Wal-Mart's sales got off to a slow start this year, and the IRS could be to blame

Eduardo Munoz | Reuters

A Walmart worker organizes products for the Christmas season at a Walmart store in Teterboro, New Jersey.

A planned delay in the delivery of two tax refunds could be taking a bite out of Wal-Mart's revenue.

After reporting another quarter of top-line growth during the holiday period, the world's largest retailer said sales have gotten off to a slow start in its new fiscal year.

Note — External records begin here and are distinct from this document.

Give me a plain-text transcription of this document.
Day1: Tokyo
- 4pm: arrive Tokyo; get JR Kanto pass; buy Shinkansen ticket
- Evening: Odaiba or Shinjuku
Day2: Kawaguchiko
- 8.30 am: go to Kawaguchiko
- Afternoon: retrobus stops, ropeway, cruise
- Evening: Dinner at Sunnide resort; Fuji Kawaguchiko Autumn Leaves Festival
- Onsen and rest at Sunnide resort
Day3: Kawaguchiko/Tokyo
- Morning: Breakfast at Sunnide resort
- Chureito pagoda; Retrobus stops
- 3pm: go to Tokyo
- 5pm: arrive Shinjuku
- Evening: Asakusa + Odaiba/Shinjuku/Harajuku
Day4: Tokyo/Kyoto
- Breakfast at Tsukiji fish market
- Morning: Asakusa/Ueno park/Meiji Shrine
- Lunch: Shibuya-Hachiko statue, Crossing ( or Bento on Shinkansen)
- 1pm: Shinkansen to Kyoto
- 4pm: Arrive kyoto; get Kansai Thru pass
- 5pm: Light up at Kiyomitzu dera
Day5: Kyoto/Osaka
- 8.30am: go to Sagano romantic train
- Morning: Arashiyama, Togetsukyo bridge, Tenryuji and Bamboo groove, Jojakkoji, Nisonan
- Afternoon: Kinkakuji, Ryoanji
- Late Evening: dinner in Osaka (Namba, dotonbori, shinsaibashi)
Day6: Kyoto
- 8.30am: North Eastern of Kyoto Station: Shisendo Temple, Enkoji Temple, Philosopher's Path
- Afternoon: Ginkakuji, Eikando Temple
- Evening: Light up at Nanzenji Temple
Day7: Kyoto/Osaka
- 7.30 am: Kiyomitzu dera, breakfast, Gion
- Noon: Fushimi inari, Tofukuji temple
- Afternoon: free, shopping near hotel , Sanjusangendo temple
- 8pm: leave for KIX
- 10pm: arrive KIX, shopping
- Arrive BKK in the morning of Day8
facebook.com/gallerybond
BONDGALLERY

Later delivery of the Earned Income Tax Credit (EITC) and the Additional Child Tax Credit could be to blame. Congress passed a measure to delay these refunds, which benefit low- to middle-income households with children, back in 2015. The holdup was designed to give the IRS more time to track down fraudulent claims.

Jefferies estimates this delay has resulted in roughly $45 billion less income than the same time last year. Refunds are expected to begin trickling in next week, meaning Wal-Mart should have a better sense of the impact from their delays in coming weeks, CFO Brett Biggs said.

"We continue to run our plan," the company said.

Wal-Mart expects comparable sales for the 13-week period ending April 28 to increase between 1 percent and 1.5 percent. That would mark the 11th consecutive quarter of growth for that key metric.

The retailer's same-store sales rose 1.8 percent in the fiscal fourth quarter, marking their biggest gain in more than four years.